Right, this is a good example of my point above that these kinds of analogies are never precise. The rule of Pinochet is comparable to Trump’s rise in that—

  • Both ascended to power under the semi-covert influence of a malevolent foreign power. Putin’s meddling in American elections is similar to the way Nixon ordered the sabotage of Chile’s economy under Allende in an attempt to undermine his support.
  • Just as Trump is selling himself as a populist reformer, Pinochet justified his self-serving attacks on state institutions by claiming to be rooting out corruption and improving efficiency on behalf of the people.
  • Both openly express contempt for democratic freedoms as the path to weakness and failure. When Pinochet took power, he referred back to the earlier Chilean politician Diego Portales to explain his approach. Trump is obviously not in any way a political philosopher, but his objectives and his disregard for democratic norms result in similar rhetoric.
  • Despite his abusive regime, Pinochet never lost the support and protection of his allies, and all attempts to put him on trial and hold him responsible for his crimes came to nothing; he died a free man. The same has been true for Trump, and barring some miraculous change in American politics, it will continue to be true.

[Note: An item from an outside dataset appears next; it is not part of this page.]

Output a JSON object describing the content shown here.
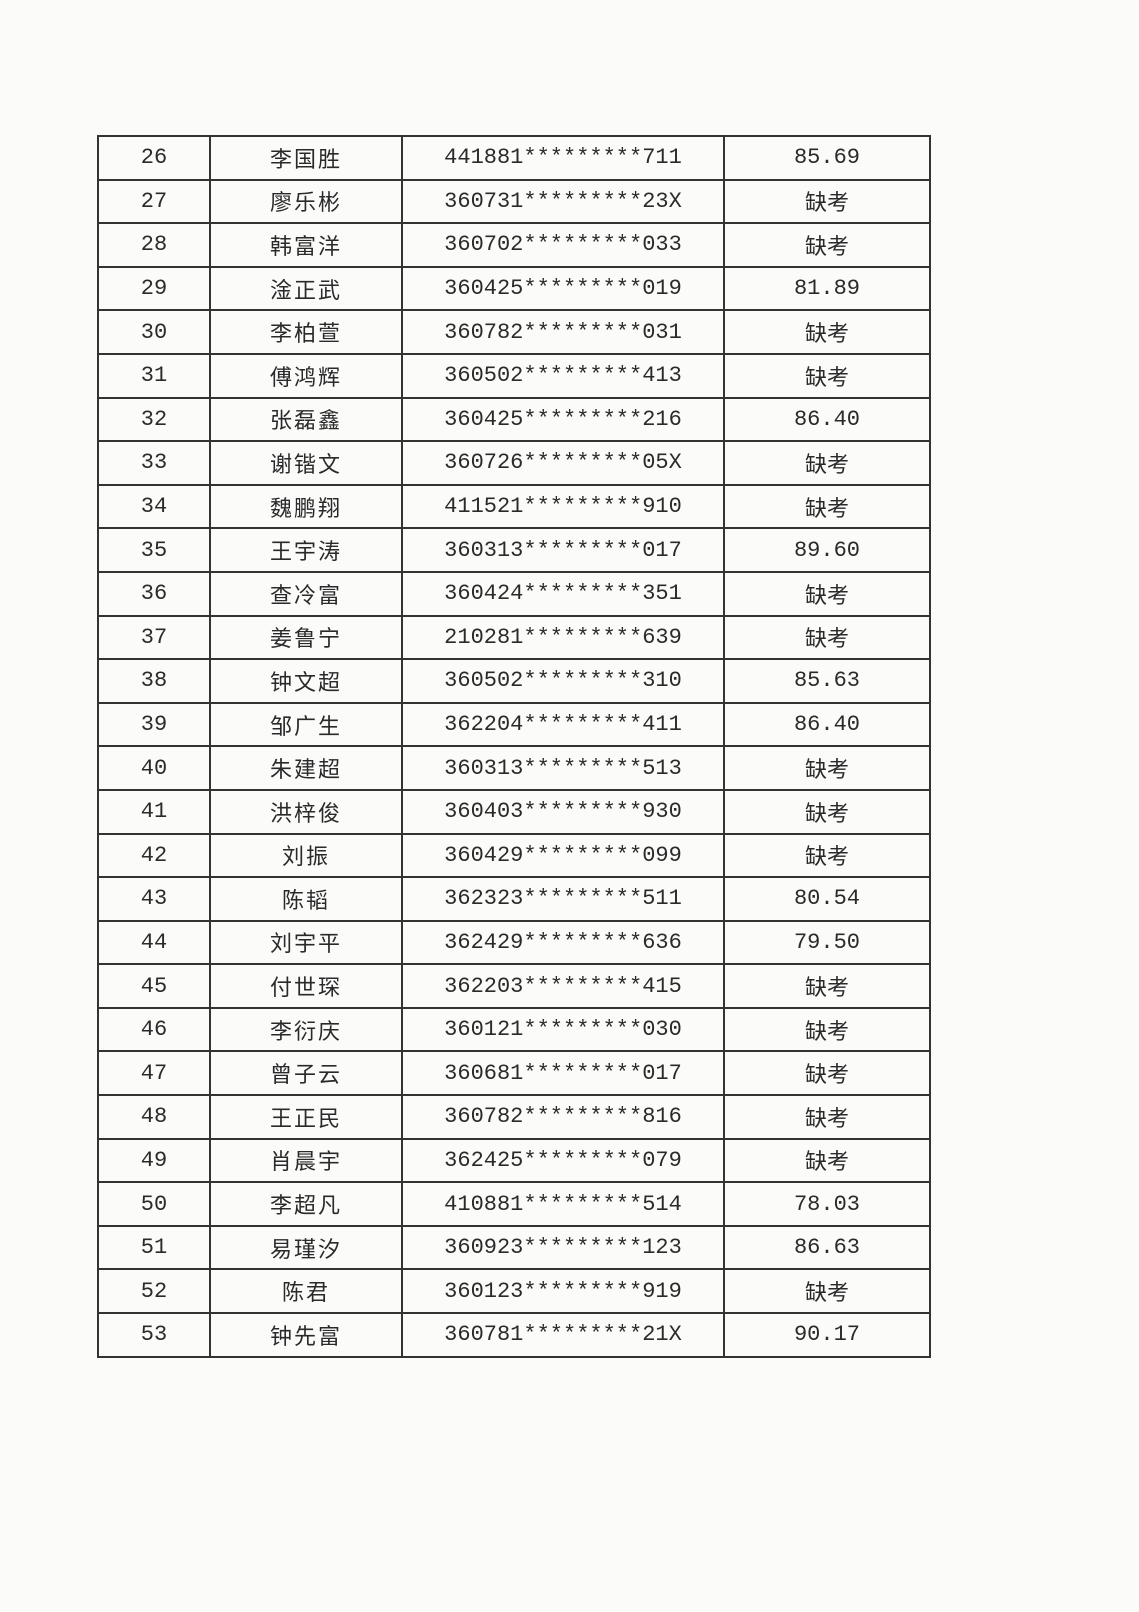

But it is not comparable in that—

  • Nixon’s sabotage was unsuccessful; Allende won the election, and it was necessary to remove him and install Pinochet by means of an overt military coup. This obviously didn’t happen with Trump.
  • Pinochet was a career military man, and his rule was greatly informed by this background; he thought about power in terms of physical force. Trump, by contrast, is a businessman (quote-unquote); he thinks about power in terms of financial leverage.
  • Chile was obviously much smaller and less powerful; its dictatorship was almost entirely inwardly focused, with limited ambitions outside its borders. Pinochet’s regime supported anti-Communist efforts in, say, El Salvador, but they weren’t interested in broader conquest. Trump, meanwhile, is openly throwing American weight around to dominate the hemisphere.

And so on, and so on. Which points of comparison are more or less important? Which similarities matter, and which don’t? Which differences matter, and which don’t?

Again, the idea is not to find historical precursors which precisely mirror current events, because they don’t exist. One must study many examples and identify the broader commonalities. Chile is a good example in many ways, but the analogy also breaks down in many specifics where other historical forebears may offer a closer equivalence. Any one comparison will take you only so far. You need many.